Bradley weaves these incredibly intimate videos with her own footage of Richardson and her family, always unrushed. A young son is seen sleeping or putting on socks. The slow pan out from a grandmother's face. A son simply eating. People chatting before an event. All while a lazy piano plays.
"Time" had its world premiere at the 2020 Sundance Film Festival, where Bradley was awarded best director for U.S. documentary, becoming the first Black woman to win that prize. "Time" deserves every award it gets: It is terrific filmmaking, augmented by the woman at its center, a formidable and charismatic figure.
Richardson and her husband, Robert, both spent time for the attempted armed robbery of a credit union to help keep their urban clothes store afloat. No money was stolen and the culprits were all first-time offenders. She served three years; her husband got a 60-year sentence in 1999.
This black and white film is not about guilt or innocence. It's about the cost one family has had to bear. Richardson was pregnant with twins when their father was locked up; the film captures them on the cusp of turning 18. "They have no idea what fathers even do," she says.
The filmmakers go back and forth in time, juxtaposing images of 20 years ago with recent footage. Toddlers become men, men go back to kindergartners. There is always something missing — a husband and a father.
"Time is when you look at pictures of when your babies were small. And then you look at them and you see that they have mustaches and beards," Richardson says. "And that the biggest hope that you have was that before they turned into men, that they would have a chance to be with their father."
The personal gets political as Richardson argues that the national prison system is just a modern form of slavery. "Listen, my story is the story of over 2 million people in the United States of America," she says. She becomes an advocate and a dynamite public speaker. But above all, there is love, an unwavering, fierce love for a man she can only visit twice a month.
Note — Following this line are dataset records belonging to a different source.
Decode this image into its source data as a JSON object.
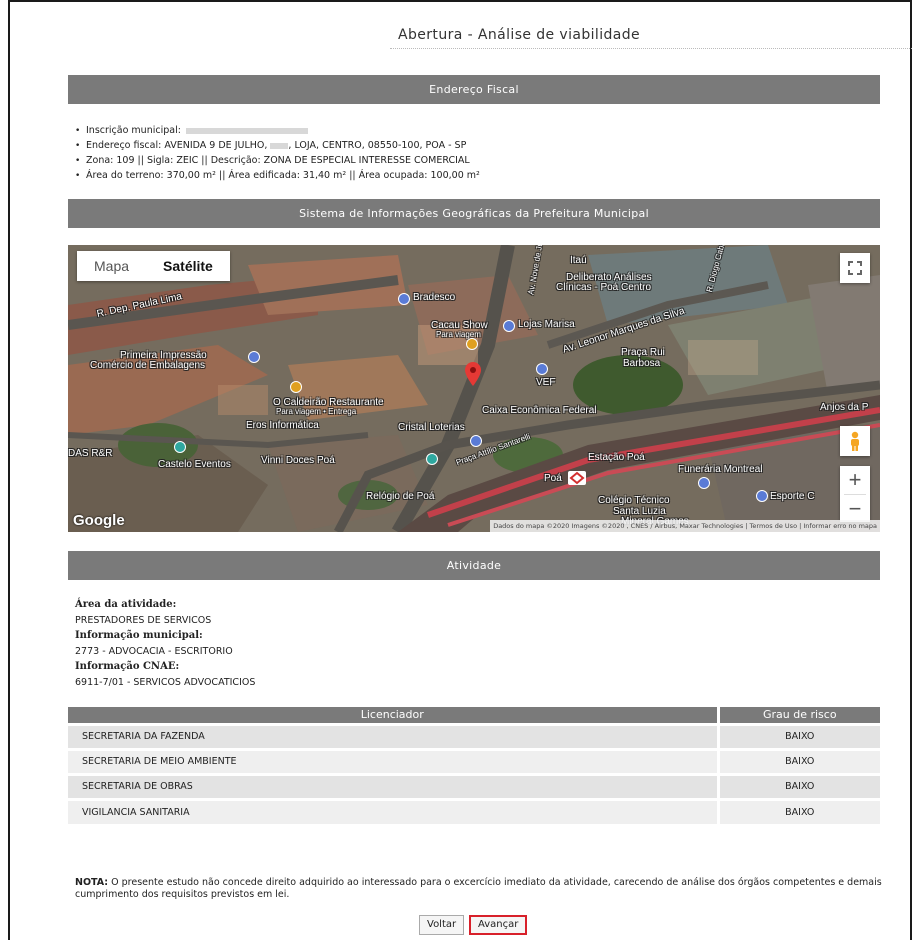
{
  "page": {
    "title": "Abertura - Análise de viabilidade"
  },
  "fiscal": {
    "header": "Endereço Fiscal",
    "inscricao_label": "Inscrição municipal:",
    "endereco_prefix": "Endereço fiscal: AVENIDA 9 DE JULHO,",
    "endereco_suffix": ", LOJA, CENTRO, 08550-100, POA - SP",
    "zona": "Zona: 109 || Sigla: ZEIC || Descrição: ZONA DE ESPECIAL INTERESSE COMERCIAL",
    "area": "Área do terreno: 370,00 m² || Área edificada: 31,40 m² || Área ocupada: 100,00 m²"
  },
  "sig": {
    "header": "Sistema de Informações Geográficas da Prefeitura Municipal",
    "map": {
      "tab_map": "Mapa",
      "tab_satellite": "Satélite",
      "selected": "Satélite",
      "logo": "Google",
      "attribution": "Dados do mapa ©2020 Imagens ©2020 , CNES / Airbus, Maxar Technologies | Termos de Uso | Informar erro no mapa",
      "labels": {
        "dep_paula_lima": "R. Dep. Paula Lima",
        "primeira": "Primeira Impressão",
        "comercio": "Comércio de Embalagens",
        "bradesco": "Bradesco",
        "cacau": "Cacau Show",
        "para_viagem": "Para viagem",
        "lojas_marisa": "Lojas Marisa",
        "itau": "Itaú",
        "deliberato": "Deliberato Análises",
        "clinicas": "Clínicas - Poá Centro",
        "leonor": "Av. Leonor Marques da Silva",
        "praca_rui": "Praça Rui",
        "barbosa": "Barbosa",
        "vef": "VEF",
        "caldeirao": "O Caldeirão Restaurante",
        "caldeirao_sub": "Para viagem • Entrega",
        "caixa": "Caixa Econômica Federal",
        "anjos": "Anjos da P",
        "eros": "Eros Informática",
        "cristal": "Cristal Loterias",
        "das_rr": "DAS R&R",
        "castelo": "Castelo Eventos",
        "vinni": "Vinni Doces Poá",
        "estacao": "Estação Poá",
        "poa": "Poá",
        "funeraria": "Funerária Montreal",
        "relogio": "Relógio de Poá",
        "colegio": "Colégio Técnico",
        "santa_luzia": "Santa Luzia",
        "esporte": "Esporte C",
        "mineral": "Mineral Games",
        "praca_attilio": "Praça Attílio Santarelli",
        "av_nove": "Av. Nove de Jul",
        "diogo": "R. Diogo Cabral"
      }
    }
  },
  "atividade": {
    "header": "Atividade",
    "area_label": "Área da atividade:",
    "area_value": "PRESTADORES DE SERVICOS",
    "municipal_label": "Informação municipal:",
    "municipal_value": "2773 - ADVOCACIA - ESCRITORIO",
    "cnae_label": "Informação CNAE:",
    "cnae_value": "6911-7/01 - SERVICOS ADVOCATICIOS"
  },
  "table": {
    "col_licenciador": "Licenciador",
    "col_grau": "Grau de risco",
    "rows": [
      {
        "licenciador": "SECRETARIA DA FAZENDA",
        "grau": "BAIXO"
      },
      {
        "licenciador": "SECRETARIA DE MEIO AMBIENTE",
        "grau": "BAIXO"
      },
      {
        "licenciador": "SECRETARIA DE OBRAS",
        "grau": "BAIXO"
      },
      {
        "licenciador": "VIGILANCIA SANITARIA",
        "grau": "BAIXO"
      }
    ]
  },
  "nota": {
    "label": "NOTA:",
    "text": " O presente estudo não concede direito adquirido ao interessado para o excercício imediato da atividade, carecendo de análise dos órgãos competentes e demais cumprimento dos requisitos previstos em lei."
  },
  "buttons": {
    "voltar": "Voltar",
    "avancar": "Avançar"
  },
  "colors": {
    "section_bar": "#7a7a7a",
    "highlight_border": "#d8202a",
    "map_pin": "#e53935"
  }
}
Among the interesting things about Bradley's approach is the film's color palette. She has chosen to strip the home movies of color and present her own modern footage in the same monochrome, giving the different parts of the film a knitted smoothness and timelessness, a wheel that keeps spinning.
The last few moments contain some of the most exhilarating and moving moments ever committed to film and Bradley's reversing of video images — ending with a kiss — is simply gorgeous, poetic filmmaking. "Time" is very much worth everyone's time.
"Time," an Amazon Studios release, is rated PG-13 for language and adult situations. Running time: 81 minutes. Four stars out of four.
Editor's note: Director Bradley is handled for commercials and branded content via production house m ss ng p eces.